Mike Fling, Assistant Superintendent of Facilities and School Services also says Lipscomb was a great handyman.
“He had that background as a mechanic and used it whenever the custodians needed help with their equipment. The past few weeks, I’ve been getting calls (for equipment repairs), and I had forgotten how much of that Les just took care of whenever someone asked.”
As Custodian Coordinator, Les was responsible for all custodial training, summer work schedules, and major projects. He also performed frequent quality checks at schools and worked with staff to improve areas of need or concern.
“Les was really good with people,” Best said. “He was a people person. He was easy to communicate with.”
“In the past few years, Les helped 50 or more custodians start their careers,” Fling said.
“He was always available if you needed him,” Best said. “If I asked him to do something, I didn’t have to worry about it getting done.”
“He was always upbeat, always personable,” Fling said. “He was a true helper. True helpers, people who are in it for others, just to help others, they’re pretty rare anymore. He just wanted to make sure everyone was taken care of. He is missed by everyone.”
Wood County Board of Education member Judy Johnson worked with Les when she was principal of Jefferson Elementary Center and while she was Director of Curriculum and Instruction for Wood County Schools.

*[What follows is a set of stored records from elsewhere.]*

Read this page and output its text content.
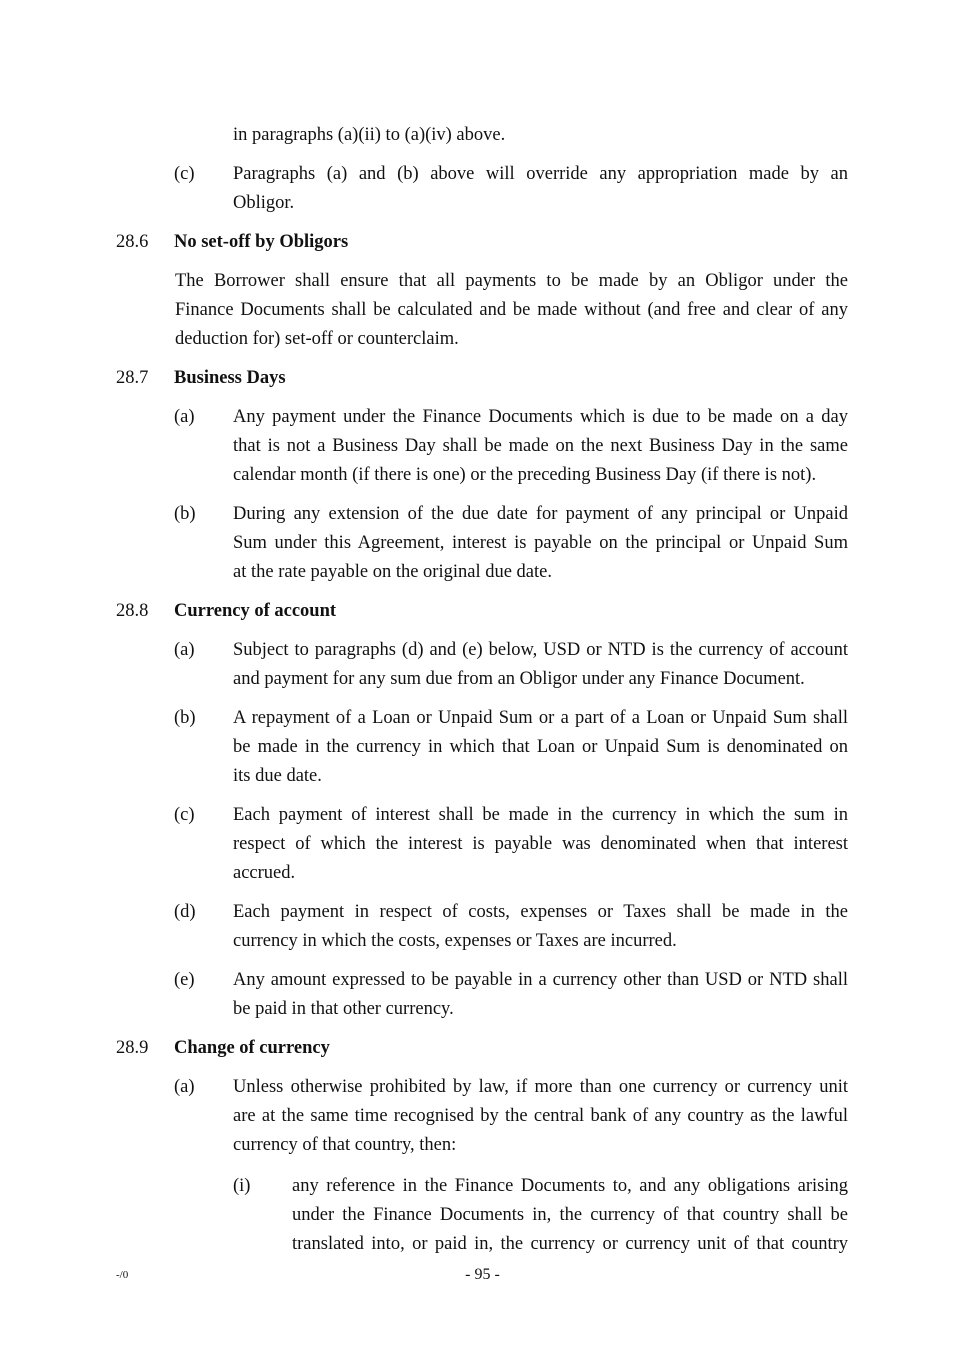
in paragraphs (a)(ii) to (a)(iv) above.
(c) Paragraphs (a) and (b) above will override any appropriation made by an
Obligor.
28.6 No set-off by Obligors
The Borrower shall ensure that all payments to be made by an Obligor under the
Finance Documents shall be calculated and be made without (and free and clear of any
deduction for) set-off or counterclaim.
28.7 Business Days
(a) Any payment under the Finance Documents which is due to be made on a day
that is not a Business Day shall be made on the next Business Day in the same
calendar month (if there is one) or the preceding Business Day (if there is not).
(b) During any extension of the due date for payment of any principal or Unpaid
Sum under this Agreement, interest is payable on the principal or Unpaid Sum
at the rate payable on the original due date.
28.8 Currency of account
(a) Subject to paragraphs (d) and (e) below, USD or NTD is the currency of account
and payment for any sum due from an Obligor under any Finance Document.
(b) A repayment of a Loan or Unpaid Sum or a part of a Loan or Unpaid Sum shall
be made in the currency in which that Loan or Unpaid Sum is denominated on
its due date.
(c) Each payment of interest shall be made in the currency in which the sum in
respect of which the interest is payable was denominated when that interest
accrued.
(d) Each payment in respect of costs, expenses or Taxes shall be made in the
currency in which the costs, expenses or Taxes are incurred.
(e) Any amount expressed to be payable in a currency other than USD or NTD shall
be paid in that other currency.
28.9 Change of currency
(a) Unless otherwise prohibited by law, if more than one currency or currency unit
are at the same time recognised by the central bank of any country as the lawful
currency of that country, then:
(i) any reference in the Finance Documents to, and any obligations arising
under the Finance Documents in, the currency of that country shall be
translated into, or paid in, the currency or currency unit of that country
-/0	- 95 -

Johnson said she often tells people how Les helped a special needs student by modifying the boy’s electric wheelchair so he could steer it with his mouth.

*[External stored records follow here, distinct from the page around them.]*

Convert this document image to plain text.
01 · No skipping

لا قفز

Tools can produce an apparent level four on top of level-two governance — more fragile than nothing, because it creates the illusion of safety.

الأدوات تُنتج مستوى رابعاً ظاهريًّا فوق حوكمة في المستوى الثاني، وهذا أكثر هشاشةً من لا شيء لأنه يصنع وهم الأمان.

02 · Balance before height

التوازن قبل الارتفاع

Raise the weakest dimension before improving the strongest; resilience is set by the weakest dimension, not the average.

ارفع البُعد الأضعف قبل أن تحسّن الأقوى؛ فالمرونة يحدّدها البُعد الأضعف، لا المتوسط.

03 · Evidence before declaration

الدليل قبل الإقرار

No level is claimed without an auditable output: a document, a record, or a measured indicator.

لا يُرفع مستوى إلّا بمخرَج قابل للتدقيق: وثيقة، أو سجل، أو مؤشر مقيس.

Les “really had a heart for the children,” Johnson said, “and gosh he was talented. He had so many talents and he was always ready to use them to help.”
Christie Willis, Assistant Superintendent of Teaching, Learning, and Accountability for Wood County Schools, said she first met Les when she was a teacher and he was a custodian at Jefferson Elementary Center. They quickly became friends and kept that friendship after they both left Jefferson and moved into new positions at Wood County Schools.
“My heart was broken” when she heard of his passing, Willis said. “I just considered him a really dear friend. Les cared about kids and he cared about people. He was just a really nice guy.”
Willis said Les had a well-deserved reputation for being friendly and reliable.
“A lot of people depended on him. He could fix anything. He would help out anyone. He was just a really good guy,” Willis said. “Wood County Schools lost a valuable member of the team.”
But Willis added she was grateful she’d had the opportunity to reunite with Les in the spring during a tour of Jefferson Elementary Center in preparation for summer programs.
“He and I did the walkthrough together. We were joking ‘here we are, back here again together,’” she said. “It was like I got to take one last stroll through Jefferson with him.”
“I’m really going to miss him,” Willis said.